Avançar para o conteúdo principal

Fome

Há uns tempos atrás, quando ia para o trabalho, encontrava várias vezes um senhor idoso a pedir esmola à saída do comboio. Dei-lhe dinheiro, não sempre, mas em algumas ocasiões...
Este senhor impressionou-me pela sua fragilidade, por isso falei sobre ele, cá em casa. Contei que ele me parecia sofrer de várias doenças devidas à idade e que não teria dinheiro para comer quanto mais para os vários medicamentos que provavelmente tinha que tomar. O J. foi particularmente sensível a esta história e começou a arranjar soluções para o ajudarmos. Foi à despensa buscar um litro de leite, umas bolachas e um garrafão de água e disse:
-Mãe, vamos levar isto ao senhor! Assim, já tem alguma coisa para comer... 
Enterneceu-me a preocupação dele, mas como eu não sabia o dia da semana que poderíamos encontrar o senhor na estação (pois ele não aparecia a dias certos) acabámos por nunca lhe levar os alimentos. Foi pena, pois acho que o J. ia gostar de sentir que podia fazer alguma coisa para o ajudar.

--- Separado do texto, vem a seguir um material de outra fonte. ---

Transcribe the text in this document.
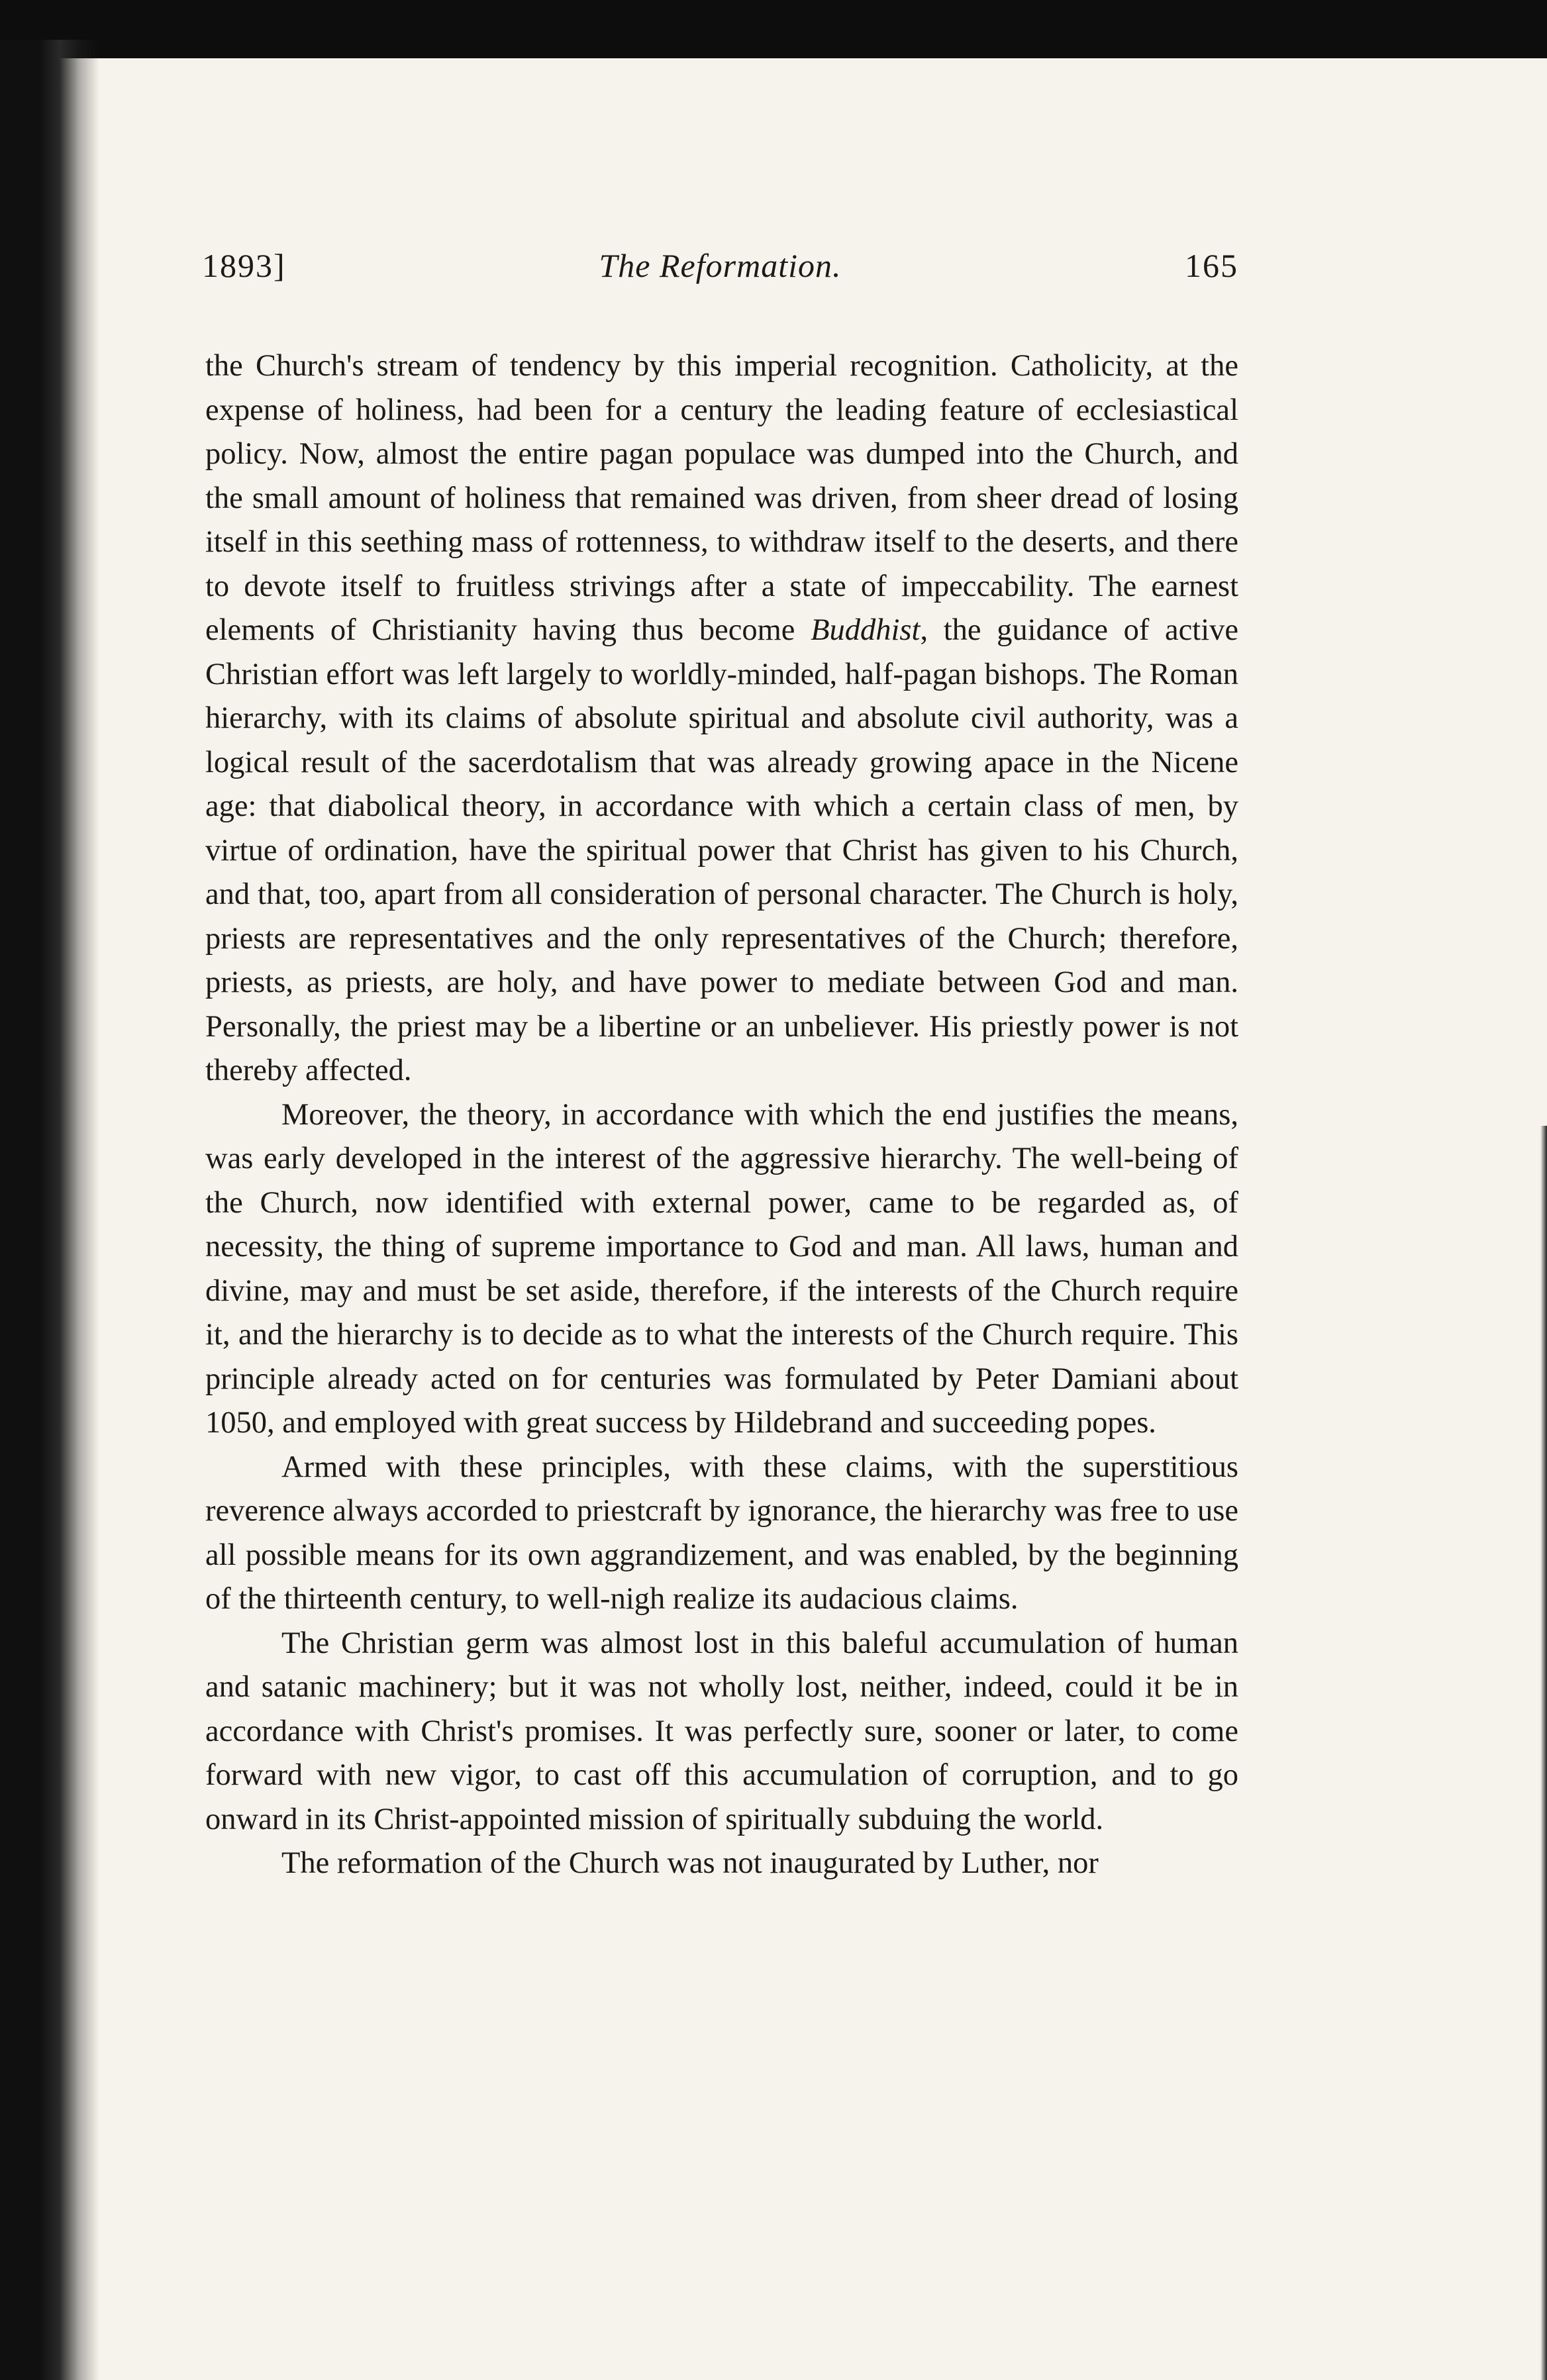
1893]	The Reformation.	165

the Church's stream of tendency by this imperial recognition. Catholicity, at the expense of holiness, had been for a century the leading feature of ecclesiastical policy. Now, almost the entire pagan populace was dumped into the Church, and the small amount of holiness that remained was driven, from sheer dread of losing itself in this seething mass of rottenness, to withdraw itself to the deserts, and there to devote itself to fruitless strivings after a state of impeccability. The earnest elements of Christianity having thus become Buddhist, the guidance of active Christian effort was left largely to worldly-minded, half-pagan bishops. The Roman hierarchy, with its claims of absolute spiritual and absolute civil authority, was a logical result of the sacerdotalism that was already growing apace in the Nicene age: that diabolical theory, in accordance with which a certain class of men, by virtue of ordination, have the spiritual power that Christ has given to his Church, and that, too, apart from all consideration of personal character. The Church is holy, priests are representatives and the only representatives of the Church; therefore, priests, as priests, are holy, and have power to mediate between God and man. Personally, the priest may be a libertine or an unbeliever. His priestly power is not thereby affected.

Moreover, the theory, in accordance with which the end justifies the means, was early developed in the interest of the aggressive hierarchy. The well-being of the Church, now identified with external power, came to be regarded as, of necessity, the thing of supreme importance to God and man. All laws, human and divine, may and must be set aside, therefore, if the interests of the Church require it, and the hierarchy is to decide as to what the interests of the Church require. This principle already acted on for centuries was formulated by Peter Damiani about 1050, and employed with great success by Hildebrand and succeeding popes.

Armed with these principles, with these claims, with the superstitious reverence always accorded to priestcraft by ignorance, the hierarchy was free to use all possible means for its own aggrandizement, and was enabled, by the beginning of the thirteenth century, to well-nigh realize its audacious claims.

The Christian germ was almost lost in this baleful accumulation of human and satanic machinery; but it was not wholly lost, neither, indeed, could it be in accordance with Christ's promises. It was perfectly sure, sooner or later, to come forward with new vigor, to cast off this accumulation of corruption, and to go onward in its Christ-appointed mission of spiritually subduing the world.

The reformation of the Church was not inaugurated by Luther, nor
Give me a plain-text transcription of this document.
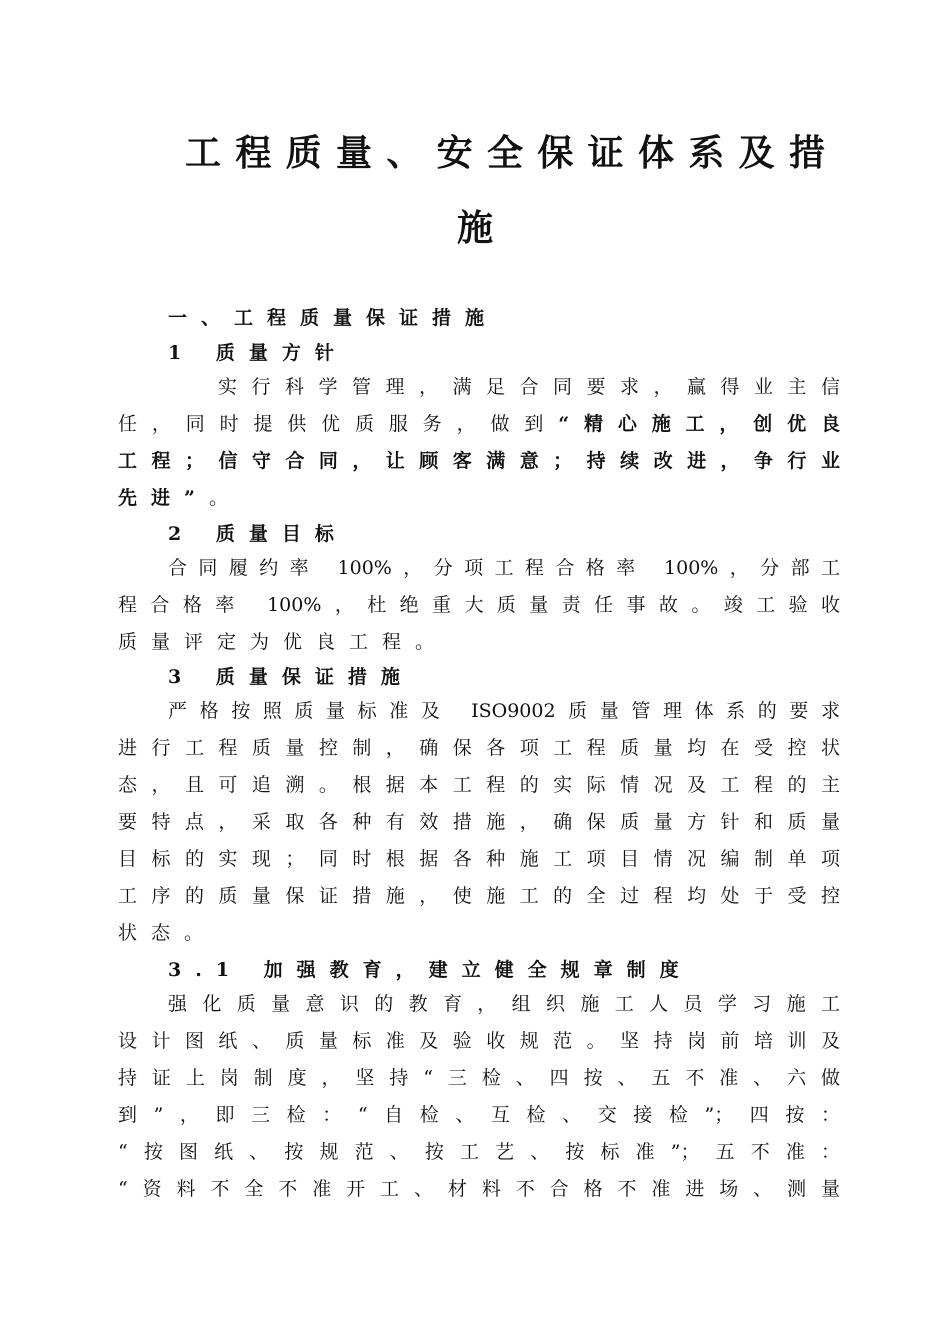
工程质量、安全保证体系及措
施
一、工程质量保证措施
1 质量方针
实行科学管理，满足合同要求，赢得业主信
任，同时提供优质服务，做到“精心施工，创优良
工程；信守合同，让顾客满意；持续改进，争行业
先进”。
2 质量目标
合同履约率 100%，分项工程合格率 100%，分部工
程合格率 100%，杜绝重大质量责任事故。竣工验收
质量评定为优良工程。
3 质量保证措施
严格按照质量标准及 ISO9002质量管理体系的要求
进行工程质量控制，确保各项工程质量均在受控状
态，且可追溯。根据本工程的实际情况及工程的主
要特点，采取各种有效措施，确保质量方针和质量
目标的实现；同时根据各种施工项目情况编制单项
工序的质量保证措施，使施工的全过程均处于受控
状态。
3.1 加强教育，建立健全规章制度
强化质量意识的教育，组织施工人员学习施工
设计图纸、质量标准及验收规范。坚持岗前培训及
持证上岗制度，坚持“三检、四按、五不准、六做
到”，即三检：“自检、互检、交接检”；四按：
“按图纸、按规范、按工艺、按标准”；五不准：
“资料不全不准开工、材料不合格不准进场、测量
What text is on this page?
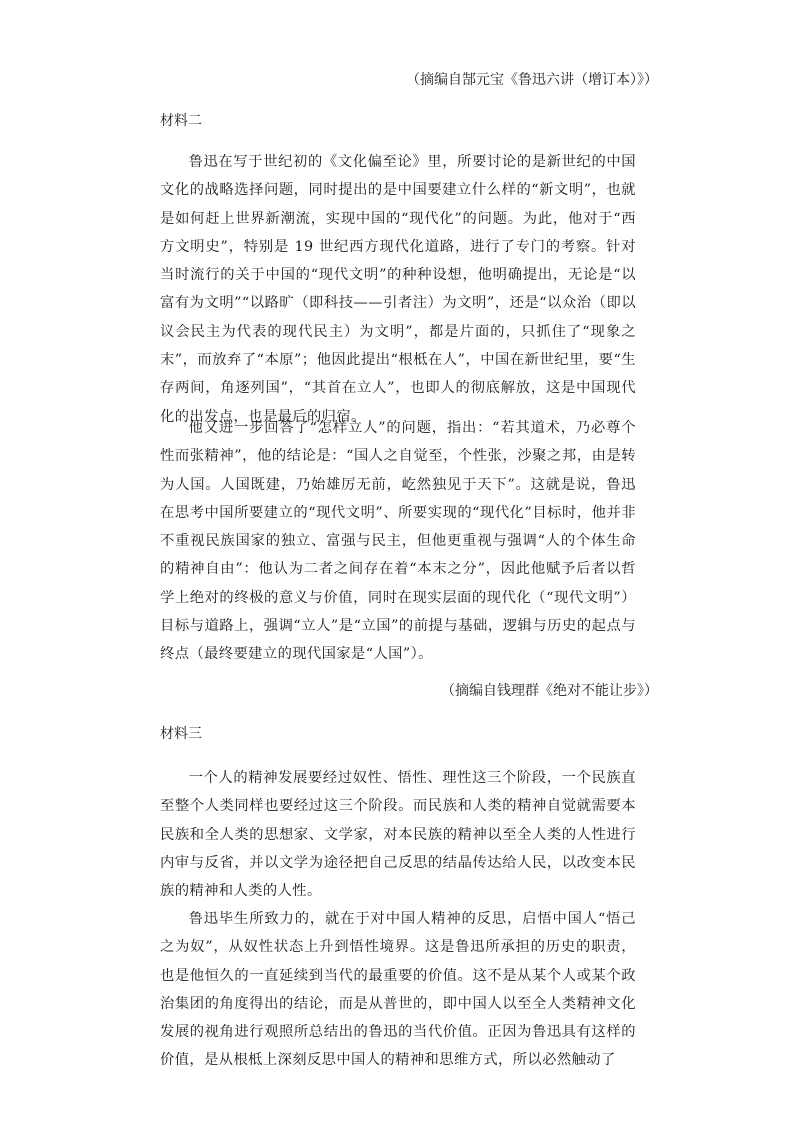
（摘编自郜元宝《鲁迅六讲（增订本）》）
材料二

鲁迅在写于世纪初的《文化偏至论》里，所要讨论的是新世纪的中国文化的战略选择问题，同时提出的是中国要建立什么样的“新文明”，也就是如何赶上世界新潮流，实现中国的“现代化”的问题。为此，他对于“西方文明史”，特别是 19 世纪西方现代化道路，进行了专门的考察。针对当时流行的关于中国的“现代文明”的种种设想，他明确提出，无论是“以富有为文明”“以路旷（即科技——引者注）为文明”，还是“以众治（即以议会民主为代表的现代民主）为文明”，都是片面的，只抓住了“现象之末”，而放弃了“本原”；他因此提出“根柢在人”，中国在新世纪里，要“生存两间，角逐列国”，“其首在立人”，也即人的彻底解放，这是中国现代化的出发点，也是最后的归宿。

他又进一步回答了“怎样立人”的问题，指出：“若其道术，乃必尊个性而张精神”，他的结论是：“国人之自觉至，个性张，沙聚之邦，由是转为人国。人国既建，乃始雄厉无前，屹然独见于天下”。这就是说，鲁迅在思考中国所要建立的“现代文明”、所要实现的“现代化”目标时，他并非不重视民族国家的独立、富强与民主，但他更重视与强调“人的个体生命的精神自由”：他认为二者之间存在着“本末之分”，因此他赋予后者以哲学上绝对的终极的意义与价值，同时在现实层面的现代化（“现代文明”）目标与道路上，强调“立人”是“立国”的前提与基础，逻辑与历史的起点与终点（最终要建立的现代国家是“人国”）。

（摘编自钱理群《绝对不能让步》）
材料三

一个人的精神发展要经过奴性、悟性、理性这三个阶段，一个民族直至整个人类同样也要经过这三个阶段。而民族和人类的精神自觉就需要本民族和全人类的思想家、文学家，对本民族的精神以至全人类的人性进行内审与反省，并以文学为途径把自己反思的结晶传达给人民，以改变本民族的精神和人类的人性。

鲁迅毕生所致力的，就在于对中国人精神的反思，启悟中国人“悟己之为奴”，从奴性状态上升到悟性境界。这是鲁迅所承担的历史的职责，也是他恒久的一直延续到当代的最重要的价值。这不是从某个人或某个政治集团的角度得出的结论，而是从普世的，即中国人以至全人类精神文化发展的视角进行观照所总结出的鲁迅的当代价值。正因为鲁迅具有这样的价值，是从根柢上深刻反思中国人的精神和思维方式，所以必然触动了
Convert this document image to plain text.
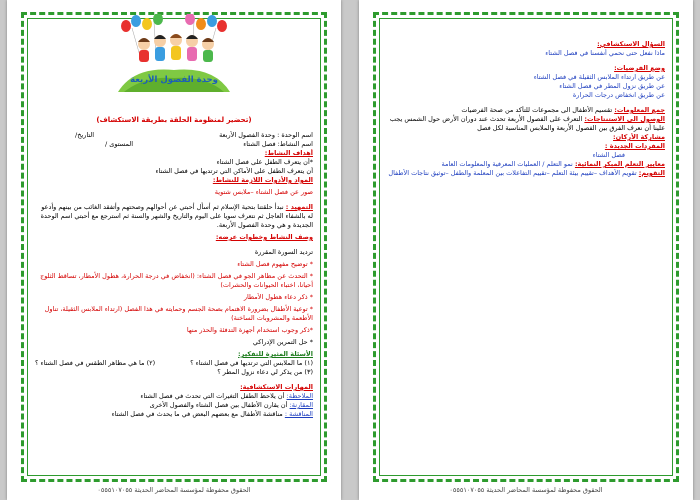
وحدة الفصول الأربعة
(تحضير لمنظومة الحلقة بطريقة الاستكشاف)
اسم الوحدة : وحدة الفصول الأربعة
التاريخ/
اسم النشاط: فصل الشتاء
المستوى /
أهداف النشاط:
*أن يتعرف الطفل على فصل الشتاء
أن يتعرف الطفل على الأماكن التي ترتديها في فصل الشتاء
المواد والأدوات اللازمة للنشاط:
صور عن فصل الشتاء –ملابس شتوية
التمهيد : نبدأ حلقتنا بتحية الإسلام ثم أسأل أحبتي عن أحوالهم وصحتهم وأتفقد الغائب من بينهم وأدعو له بالشفاء العاجل ثم نتعرف سويا على اليوم والتاريخ والشهر والسنة ثم استرجع مع أحبتي اسم الوحدة الجديدة و هي وحدة الفصول الأربعة.
وصف النشاط وخطوات عرضه:
ترديد السورة المقررة
* توضيح مفهوم فصل الشتاء
* التحدث عن مظاهر الجو في فصل الشتاء: (انخفاض في درجة الحرارة، هطول الأمطار، تساقط الثلوج أحيانا، اختباء الحيوانات والحشرات)
* ذكر دعاء هطول الأمطار
* توعية الأطفال بضرورة الاهتمام بصحة الجسم وحمايته في هذا الفصل (ارتداء الملابس الثقيلة، تناول الأطعمة والمشروبات الساخنة)
*ذكر وجوب استخدام أجهزة التدفئة والحذر منها
* حل التمرين الإدراكي
الأسئلة المثيرة للتفكير:
(١) ما الملابس التي ترتديها في فصل الشتاء ؟
(٢) ما هي مظاهر الطقس في فصل الشتاء ؟
(٣) من يذكر لي دعاء نزول المطر ؟
المهارات الاستكشافية:
الملاحظة: أن يلاحظ الطفل التغيرات التي تحدث في فصل الشتاء
المقارنة: أن يقارن الأطفال بين فصل الشتاء والفصول الأخرى
المناقشة : مناقشة الأطفال مع بعضهم البعض في ما يحدث في فصل الشتاء
الحقوق محفوظة لمؤسسة المحاضر الحديثة ٠٥٥٥١٠٧٠٥٥
السؤال الاستكشافي:
ماذا نفعل حتى نحمي أنفسنا في فصل الشتاء
وضع الفرضيات:
عن طريق ارتداء الملابس الثقيلة في فصل الشتاء
عن طريق نزول المطر في فصل الشتاء
عن طريق انخفاض درجات الحرارة
جمع المعلومات: تقسيم الأطفال الى مجموعات للتأكد من صحة الفرضيات
الوصول الى الاستنتاجات: التعرف على الفصول الأربعة تحدث عند دوران الأرض حول الشمس يجب علينا أن نعرف الفرق بين الفصول الأربعة والملابس المناسبة لكل فصل
مشاركة الأركان:
المفردات الجديدة :
فصل الشتاء
معايير التعلم المبكر النمائية: نمو التعلم / العمليات المعرفية والمعلومات العامة
التقويم: تقويم الأهداف –تقييم بيئة التعلم –تقييم التفاعلات بين المعلمة والطفل –توثيق نتاجات الأطفال
الحقوق محفوظة لمؤسسة المحاضر الحديثة ٠٥٥٥١٠٧٠٥٥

Nas férias desse ano, fomos a Roma. 
Roma é uma cidade belíssima, cada pedra em que tropeçamos é um monumento. Mas Roma também é uma lição de vida, porque à porta das igrejas mais luxuosas encontramos uma dezena de pedintes...
Por incrível que pareça, o caminho para o Vaticano seria o local ideal para elaborarmos um catálogo completo de pedintes. Lá, podemos encontrar  todo o tipo de "restos humanos", desde pessoas com tumores enormes, com membros amputados, a velhos e mulheres com crianças ao colo sob um sol abrasador, há de tudo...
Um muro alto separa o luxo extremo da "sede real da Igreja Católica" da realidade em que vivemos e separa-a efectivamente, pois o Império Católico não mostra a mais pequena sensibilidade sobre o que passa para além daquele muro...

Vaticano

A riqueza da Basílica de São Pedro choca, especialmente, perante o que temos que ver até lá chegar...
Se desprovêssemos a Basílica de São Pedro do ouro que a adorna (sem termos que ir buscar mais à imensa riqueza da Igreja) daria para acabar com a fome de muitas daquelas pessoas...
Claro, que não sou tão ingénua ao ponto de pensar que todos os pedintes que vimos na rua são pessoas com uma verdadeira necessidade de mendigar. No entanto, acredito que muitos casos são, realmente, de extrema pobreza...
E fico impressionada, indignada (e mais umas tantas outras coisas acabadas em ada, como por exemplo, lixada), quando vejo entidades tão poderosas como a Igreja Católica, que se dizem bondosas e altruístas, a fazerem praticamente nada para combater a fome no mundo e a ostentarem tanto luxo e riqueza!

Basílica de São Pedro (interior)
Para entrarmos na Basílica de São Pedro, temos que tampar os ombros e as pernas. Eu, por saber disto,  levei uma écharpe grande para me tapar...
Antes de entrarmos o pai do J. criticou o facto de eu a usar. Ele achava que era uma parvoíce e que eu não devia fazê-lo, se não concordava com isso. Ao contrário dele, eu acho que, quando queremos entrar na toca do lobo, devemos vestir a pele do lobo e não a do cordeiro, para evitar que sejamos comidos.
Foi o que fiz e confesso que foi um acto um pouco hipócrita da minha parte, mas a minha hipocrisia não é nada se a compararmos com a do Vaticano que rodeia um local, que deveria ser de culto, com artigos de merchandising para engrossar a, já enorme, fortuna do Vaticano. Se somarmos a isto, as caixas de esmolas e as velas de moedinhas, conseguimos, então, compreender melhor a imensa importância que a Igreja dá a fazer dinheiro. Dinheiro este que não é só usado para ajudar os pobres, mas especialmente para encher os  próprios bolsos.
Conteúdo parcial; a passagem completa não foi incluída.